白仁田プロ初先発初星!スタン離脱救った

 「DeNA1‐10阪神」(3日、横浜)

 勝った。5年間の悔し涙とついにお別れだ。6年目でプロ初先発となった阪神・白仁田寛和投手(27)が6回1失点でプロ初勝利を挙げた。打線の援護もあり、スタンリッジの離脱で巡ってきた先発チャンスで“一発快投”。07年度大学・社会人ドラフト1位右腕は笑顔で白星の味をかみしめた。

 試合終了の瞬間、隣にいた久保とがっちり握手。白仁田は笑みをこぼした。今成から手渡されたプロ初勝利の記念球。
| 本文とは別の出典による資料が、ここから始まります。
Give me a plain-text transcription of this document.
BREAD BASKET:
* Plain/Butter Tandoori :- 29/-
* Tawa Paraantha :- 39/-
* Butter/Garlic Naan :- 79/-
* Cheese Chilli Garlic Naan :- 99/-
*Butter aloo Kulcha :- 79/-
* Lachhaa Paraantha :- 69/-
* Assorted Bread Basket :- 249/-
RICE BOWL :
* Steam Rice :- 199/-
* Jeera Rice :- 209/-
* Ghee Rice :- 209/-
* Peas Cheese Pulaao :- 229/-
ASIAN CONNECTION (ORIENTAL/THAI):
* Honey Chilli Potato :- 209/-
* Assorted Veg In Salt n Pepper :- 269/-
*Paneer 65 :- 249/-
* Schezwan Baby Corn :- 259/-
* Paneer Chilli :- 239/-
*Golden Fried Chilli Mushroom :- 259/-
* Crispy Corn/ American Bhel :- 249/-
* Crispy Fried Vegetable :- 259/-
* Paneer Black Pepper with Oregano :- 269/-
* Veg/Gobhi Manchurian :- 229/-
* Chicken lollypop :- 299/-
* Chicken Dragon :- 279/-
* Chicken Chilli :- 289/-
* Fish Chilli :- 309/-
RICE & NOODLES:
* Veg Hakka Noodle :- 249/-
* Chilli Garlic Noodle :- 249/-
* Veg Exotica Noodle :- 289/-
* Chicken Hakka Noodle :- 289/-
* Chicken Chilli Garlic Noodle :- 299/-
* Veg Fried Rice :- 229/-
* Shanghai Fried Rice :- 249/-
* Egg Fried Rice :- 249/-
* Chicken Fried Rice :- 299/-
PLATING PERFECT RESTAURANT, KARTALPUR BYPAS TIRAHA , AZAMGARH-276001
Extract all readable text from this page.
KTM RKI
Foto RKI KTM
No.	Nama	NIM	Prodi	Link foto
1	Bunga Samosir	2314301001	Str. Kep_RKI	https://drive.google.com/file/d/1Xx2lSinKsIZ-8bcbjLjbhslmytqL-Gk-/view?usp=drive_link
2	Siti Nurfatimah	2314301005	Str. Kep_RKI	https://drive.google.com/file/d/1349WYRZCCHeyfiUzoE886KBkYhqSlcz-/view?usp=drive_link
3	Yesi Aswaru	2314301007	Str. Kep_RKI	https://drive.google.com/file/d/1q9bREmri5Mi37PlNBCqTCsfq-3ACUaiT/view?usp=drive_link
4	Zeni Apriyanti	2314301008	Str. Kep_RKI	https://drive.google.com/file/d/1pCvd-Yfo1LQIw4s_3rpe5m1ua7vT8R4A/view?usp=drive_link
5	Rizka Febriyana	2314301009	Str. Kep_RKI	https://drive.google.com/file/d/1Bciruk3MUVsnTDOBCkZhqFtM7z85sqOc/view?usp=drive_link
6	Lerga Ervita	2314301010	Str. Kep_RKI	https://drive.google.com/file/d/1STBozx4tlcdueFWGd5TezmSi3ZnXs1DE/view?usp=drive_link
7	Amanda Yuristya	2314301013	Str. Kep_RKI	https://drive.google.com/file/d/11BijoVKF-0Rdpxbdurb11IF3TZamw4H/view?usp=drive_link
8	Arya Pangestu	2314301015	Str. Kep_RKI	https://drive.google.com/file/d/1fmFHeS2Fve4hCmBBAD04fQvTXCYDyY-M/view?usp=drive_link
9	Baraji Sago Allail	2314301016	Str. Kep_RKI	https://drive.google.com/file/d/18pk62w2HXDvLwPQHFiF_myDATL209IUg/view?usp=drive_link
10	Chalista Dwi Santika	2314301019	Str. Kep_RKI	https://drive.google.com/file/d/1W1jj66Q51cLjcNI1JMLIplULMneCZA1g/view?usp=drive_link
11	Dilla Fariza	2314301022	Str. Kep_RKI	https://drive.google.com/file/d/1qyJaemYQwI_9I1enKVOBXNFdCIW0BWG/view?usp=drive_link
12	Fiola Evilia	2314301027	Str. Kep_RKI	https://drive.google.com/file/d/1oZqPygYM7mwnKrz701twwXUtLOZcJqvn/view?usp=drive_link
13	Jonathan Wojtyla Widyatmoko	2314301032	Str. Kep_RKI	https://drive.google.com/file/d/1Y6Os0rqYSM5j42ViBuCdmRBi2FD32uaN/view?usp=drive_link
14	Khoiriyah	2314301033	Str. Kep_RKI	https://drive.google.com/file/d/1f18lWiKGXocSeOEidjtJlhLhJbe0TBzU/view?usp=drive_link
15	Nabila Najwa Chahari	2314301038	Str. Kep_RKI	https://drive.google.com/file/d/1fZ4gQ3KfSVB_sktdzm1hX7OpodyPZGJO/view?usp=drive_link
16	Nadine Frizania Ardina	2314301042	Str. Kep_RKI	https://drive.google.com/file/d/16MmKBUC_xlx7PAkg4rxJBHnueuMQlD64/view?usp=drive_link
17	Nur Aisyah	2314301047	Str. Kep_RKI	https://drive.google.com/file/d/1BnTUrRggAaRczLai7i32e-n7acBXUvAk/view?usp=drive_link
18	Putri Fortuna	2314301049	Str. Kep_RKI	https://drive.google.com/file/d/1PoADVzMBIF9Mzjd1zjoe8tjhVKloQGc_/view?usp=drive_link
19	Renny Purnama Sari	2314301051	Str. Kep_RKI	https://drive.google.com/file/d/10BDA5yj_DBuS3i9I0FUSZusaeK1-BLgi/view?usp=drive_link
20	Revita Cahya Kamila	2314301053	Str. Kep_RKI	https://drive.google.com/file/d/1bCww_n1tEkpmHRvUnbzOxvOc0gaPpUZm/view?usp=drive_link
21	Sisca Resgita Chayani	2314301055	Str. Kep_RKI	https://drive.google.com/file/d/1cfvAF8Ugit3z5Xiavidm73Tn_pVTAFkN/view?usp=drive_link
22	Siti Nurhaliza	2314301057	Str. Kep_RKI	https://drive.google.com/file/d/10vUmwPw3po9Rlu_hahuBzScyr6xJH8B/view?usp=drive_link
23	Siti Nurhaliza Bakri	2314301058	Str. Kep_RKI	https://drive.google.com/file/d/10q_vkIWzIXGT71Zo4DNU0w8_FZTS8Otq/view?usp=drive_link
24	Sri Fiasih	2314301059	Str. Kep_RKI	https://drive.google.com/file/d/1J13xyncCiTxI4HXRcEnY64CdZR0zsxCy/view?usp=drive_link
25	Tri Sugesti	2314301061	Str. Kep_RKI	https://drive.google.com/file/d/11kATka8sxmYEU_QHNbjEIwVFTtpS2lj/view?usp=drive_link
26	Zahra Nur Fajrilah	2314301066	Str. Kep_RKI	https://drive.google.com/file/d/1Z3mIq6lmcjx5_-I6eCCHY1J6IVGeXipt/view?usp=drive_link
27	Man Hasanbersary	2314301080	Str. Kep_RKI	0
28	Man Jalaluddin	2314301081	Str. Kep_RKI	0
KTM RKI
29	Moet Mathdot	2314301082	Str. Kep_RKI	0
左手にしっかりと握りしめて、ナインを出迎えた。

 「迷惑しかかけていないので、申し訳ない気持ちでいっぱいです」。07年12月17日。大学・社会人ドラフト1位として入団会見に臨んだ。タテジマを身にまとってから2087日。長くかかりすぎた1勝目に、喜びの言葉を口にできなかった。

 スタンリッジの抹消により、急きょ巡ってきたプロ初先発マウンド。2日に突然、1軍招集の連絡が舞い込んだ。当初は2軍戦で先発する予定だった。準備はできていたが「最初は力んだ」と立ち上がり、石川に右前打を許す。だが、清水が二盗を阻止すると、冷静さを取り戻した。

 昨年まで故障もあり、5年間鳴かず飛ばず。騒がれたのは、黒田(現育成選手)との「オセロコンビ」で1年目のオープン戦序盤まで。それから苦しみ抜いた。2軍戦ですら、大量失点した試合が幾つもある。09年10月のフェニックスリーグ・日本ハム戦で先発し、5回17安打14失点。屈辱以外の何物でもなかった。

 ドラ1の重圧。こんなはずでは…。自分を責めた。背番号も3年目のオフには入団時の47から64に変更となった。肩身の狭い日々。精神面での弱さも指摘された。「ブルペンエース」と揶揄(やゆ)された時期もある。

 背水の思いで臨んだ今春、オープン戦で6番手の先発争いに敗れた。これだけ頑張っても…。心が折れそうになった。それでも、もう一度、自分を奮い立たせた。

 殻を破るため4月にワインドアップに挑戦した。「189センチの体に躍動感を出すため」。技術的、精神的に試行錯誤を繰り返した。ウエスタンでは防御率2・32と結果を残し、迎えたこの日の代役先発だった。

 最大のピンチは六回。無死から連打を浴び一、二塁。「引っかけてくれれば」と中村を143キロ内角直球で遊ゴロ併殺打に。6回を投げて、暴投による1失点。プロ初先発で初勝利を手にした。

 和田監督は「これでひと皮むけてくれれば。もう1回見たいなという投球をしてくれた」と6年目右腕の力投を称えた。

 今後は1度、登録を抹消され、次回登板に備えることになる。「チャンスを生かして頑張りたい」と気を引き締めた。記念球は感謝する両親に届ける。長く耐え忍んできたドラ1右腕が今、スタートラインに立った。